Harvard’s Institute of Politics has released one of its regular polls of millennials. It’s been making news mainly because it suggests that young people are not enthusiastic about voting in the upcoming midterm — which, if it turns out to be true, does not bode well for Democrats.
Below is the party identification of millennials broken down by age group. (I thank Esten Perez and John Della Volpe of Harvard for providing me these data.)
The graph captures the percent who identify with or lean toward the Democratic or Republican parties. The remainder identify as independents and do not lean toward either party. Older groups of millennials are decidedly Democrats. For example, the Democratic advantage is +18 (48%-30%) among 27-29-year-olds.
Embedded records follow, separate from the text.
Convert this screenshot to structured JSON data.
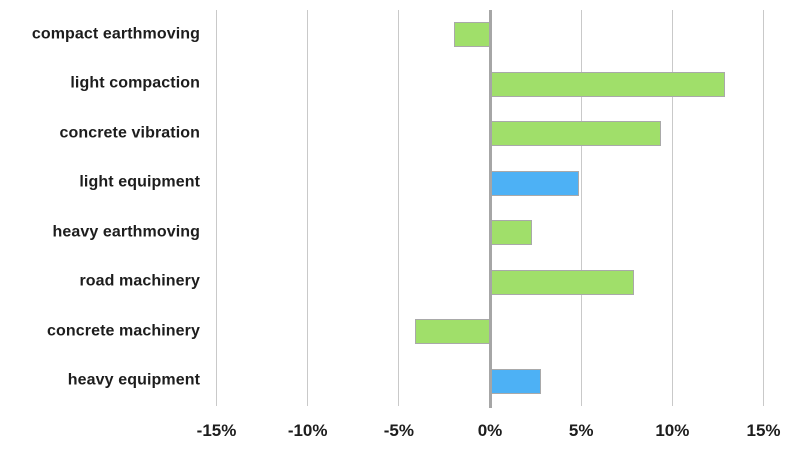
{
  "chart_data": {
    "type": "bar",
    "orientation": "horizontal",
    "title": "",
    "xlabel": "",
    "ylabel": "",
    "categories": [
      "compact earthmoving",
      "light compaction",
      "concrete vibration",
      "light equipment",
      "heavy earthmoving",
      "road machinery",
      "concrete machinery",
      "heavy equipment"
    ],
    "values": [
      -2.0,
      12.9,
      9.4,
      4.9,
      2.3,
      7.9,
      -4.1,
      2.8
    ],
    "unit": "%",
    "bar_colors": [
      "green",
      "green",
      "green",
      "blue",
      "green",
      "green",
      "green",
      "blue"
    ],
    "colors": {
      "green": "#a0df6a",
      "blue": "#4db1f5",
      "bar_border": "#a9a9a9",
      "gridline": "#c9c9c9",
      "zero_axis": "#a6a6a6",
      "text": "#1d1d1d"
    },
    "x_ticks": [
      "-15%",
      "-10%",
      "-5%",
      "0%",
      "5%",
      "10%",
      "15%"
    ],
    "x_tick_values": [
      -15,
      -10,
      -5,
      0,
      5,
      10,
      15
    ],
    "xlim": [
      -15,
      15
    ],
    "grid": true,
    "legend": false
  }
}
But among younger millennials, that advantage shrinks. In fact, Democrats and Republicans are essentially tied among 18-20 year olds: 41 percent Democratic and 38 percent Republican.
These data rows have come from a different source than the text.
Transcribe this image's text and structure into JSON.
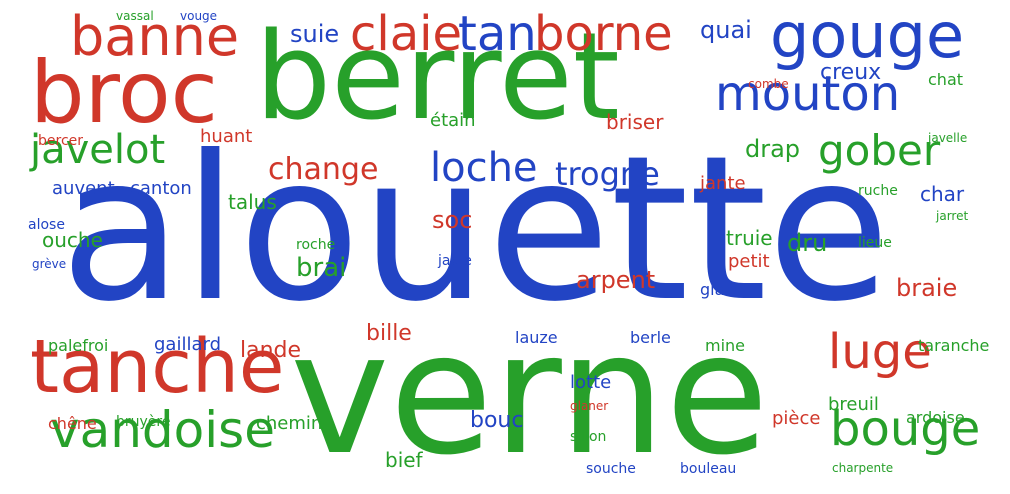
{
  "colors": {
    "red": "#d0372a",
    "green": "#27a02a",
    "blue": "#2244c4"
  },
  "words": [
    {
      "text": "alouette",
      "size": 200,
      "color": "blue"
    },
    {
      "text": "verne",
      "size": 168,
      "color": "green"
    },
    {
      "text": "berret",
      "size": 120,
      "color": "green"
    },
    {
      "text": "broc",
      "size": 86,
      "color": "red"
    },
    {
      "text": "tanche",
      "size": 74,
      "color": "red"
    },
    {
      "text": "gouge",
      "size": 62,
      "color": "blue"
    },
    {
      "text": "banne",
      "size": 54,
      "color": "red"
    },
    {
      "text": "vandoise",
      "size": 50,
      "color": "green"
    },
    {
      "text": "claie",
      "size": 48,
      "color": "red"
    },
    {
      "text": "tan",
      "size": 48,
      "color": "blue"
    },
    {
      "text": "borne",
      "size": 48,
      "color": "red"
    },
    {
      "text": "mouton",
      "size": 48,
      "color": "blue"
    },
    {
      "text": "luge",
      "size": 48,
      "color": "red"
    },
    {
      "text": "bouge",
      "size": 48,
      "color": "green"
    },
    {
      "text": "javelot",
      "size": 40,
      "color": "green"
    },
    {
      "text": "gober",
      "size": 42,
      "color": "green"
    },
    {
      "text": "loche",
      "size": 40,
      "color": "blue"
    },
    {
      "text": "trogne",
      "size": 32,
      "color": "blue"
    },
    {
      "text": "change",
      "size": 30,
      "color": "red"
    },
    {
      "text": "creux",
      "size": 22,
      "color": "blue"
    },
    {
      "text": "quai",
      "size": 24,
      "color": "blue"
    },
    {
      "text": "suie",
      "size": 24,
      "color": "blue"
    },
    {
      "text": "drap",
      "size": 24,
      "color": "green"
    },
    {
      "text": "briser",
      "size": 20,
      "color": "red"
    },
    {
      "text": "étain",
      "size": 18,
      "color": "green"
    },
    {
      "text": "huant",
      "size": 18,
      "color": "red"
    },
    {
      "text": "auvent",
      "size": 18,
      "color": "blue"
    },
    {
      "text": "canton",
      "size": 18,
      "color": "blue"
    },
    {
      "text": "talus",
      "size": 20,
      "color": "green"
    },
    {
      "text": "soc",
      "size": 24,
      "color": "red"
    },
    {
      "text": "jante",
      "size": 18,
      "color": "red"
    },
    {
      "text": "char",
      "size": 20,
      "color": "blue"
    },
    {
      "text": "ouche",
      "size": 20,
      "color": "green"
    },
    {
      "text": "brai",
      "size": 26,
      "color": "green"
    },
    {
      "text": "truie",
      "size": 20,
      "color": "green"
    },
    {
      "text": "petit",
      "size": 18,
      "color": "red"
    },
    {
      "text": "dru",
      "size": 24,
      "color": "green"
    },
    {
      "text": "arpent",
      "size": 24,
      "color": "red"
    },
    {
      "text": "braie",
      "size": 24,
      "color": "red"
    },
    {
      "text": "glaise",
      "size": 16,
      "color": "blue"
    },
    {
      "text": "jable",
      "size": 14,
      "color": "blue"
    },
    {
      "text": "roche",
      "size": 14,
      "color": "green"
    },
    {
      "text": "lieue",
      "size": 14,
      "color": "green"
    },
    {
      "text": "alose",
      "size": 14,
      "color": "blue"
    },
    {
      "text": "grève",
      "size": 12,
      "color": "blue"
    },
    {
      "text": "bille",
      "size": 22,
      "color": "red"
    },
    {
      "text": "lande",
      "size": 22,
      "color": "red"
    },
    {
      "text": "palefroi",
      "size": 16,
      "color": "green"
    },
    {
      "text": "gaillard",
      "size": 18,
      "color": "blue"
    },
    {
      "text": "lauze",
      "size": 16,
      "color": "blue"
    },
    {
      "text": "berle",
      "size": 16,
      "color": "blue"
    },
    {
      "text": "mine",
      "size": 16,
      "color": "green"
    },
    {
      "text": "taranche",
      "size": 16,
      "color": "green"
    },
    {
      "text": "lotte",
      "size": 18,
      "color": "blue"
    },
    {
      "text": "glaner",
      "size": 12,
      "color": "red"
    },
    {
      "text": "bouc",
      "size": 22,
      "color": "blue"
    },
    {
      "text": "pièce",
      "size": 18,
      "color": "red"
    },
    {
      "text": "breuil",
      "size": 18,
      "color": "green"
    },
    {
      "text": "ardoise",
      "size": 16,
      "color": "green"
    },
    {
      "text": "chêne",
      "size": 16,
      "color": "red"
    },
    {
      "text": "bruyère",
      "size": 14,
      "color": "green"
    },
    {
      "text": "chemin",
      "size": 18,
      "color": "green"
    },
    {
      "text": "bief",
      "size": 20,
      "color": "green"
    },
    {
      "text": "sillon",
      "size": 14,
      "color": "green"
    },
    {
      "text": "souche",
      "size": 14,
      "color": "blue"
    },
    {
      "text": "bouleau",
      "size": 14,
      "color": "blue"
    },
    {
      "text": "charpente",
      "size": 12,
      "color": "green"
    },
    {
      "text": "vassal",
      "size": 12,
      "color": "green"
    },
    {
      "text": "vouge",
      "size": 12,
      "color": "blue"
    },
    {
      "text": "combe",
      "size": 12,
      "color": "red"
    },
    {
      "text": "chat",
      "size": 16,
      "color": "green"
    },
    {
      "text": "javelle",
      "size": 12,
      "color": "green"
    },
    {
      "text": "ruche",
      "size": 14,
      "color": "green"
    },
    {
      "text": "jarret",
      "size": 12,
      "color": "green"
    },
    {
      "text": "bercer",
      "size": 14,
      "color": "red"
    }
  ]
}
As I noted in my first post — and as Dan Hopkins recently described in more detail — the explanation is straightforward: the partisan complexion of each new generation reflects underlying economic and political fundamentals, like how well the economy is doing and how popular the president is.
Thus, it’s hardly any surprise that the youngest millennials are not as Democratic as older millennials. The youngest millennials came of age politically under a Democratic president whose popularity is below average and who has presided over a sluggish economy. Older millennials came of age politically under a Republican incumbent who became even less popular while presiding over a controversial war and a catastrophic recession. There is no reason that the two groups should be political twins.
Of course, the political formation of younger millennials isn’t over. Their attitudes may evolve throughout young adulthood, and perhaps in a direction benefiting Democrats. But the early evidence suggests a potentially significant challenge for Democrats: the newest voters aren’t that Democratic after all.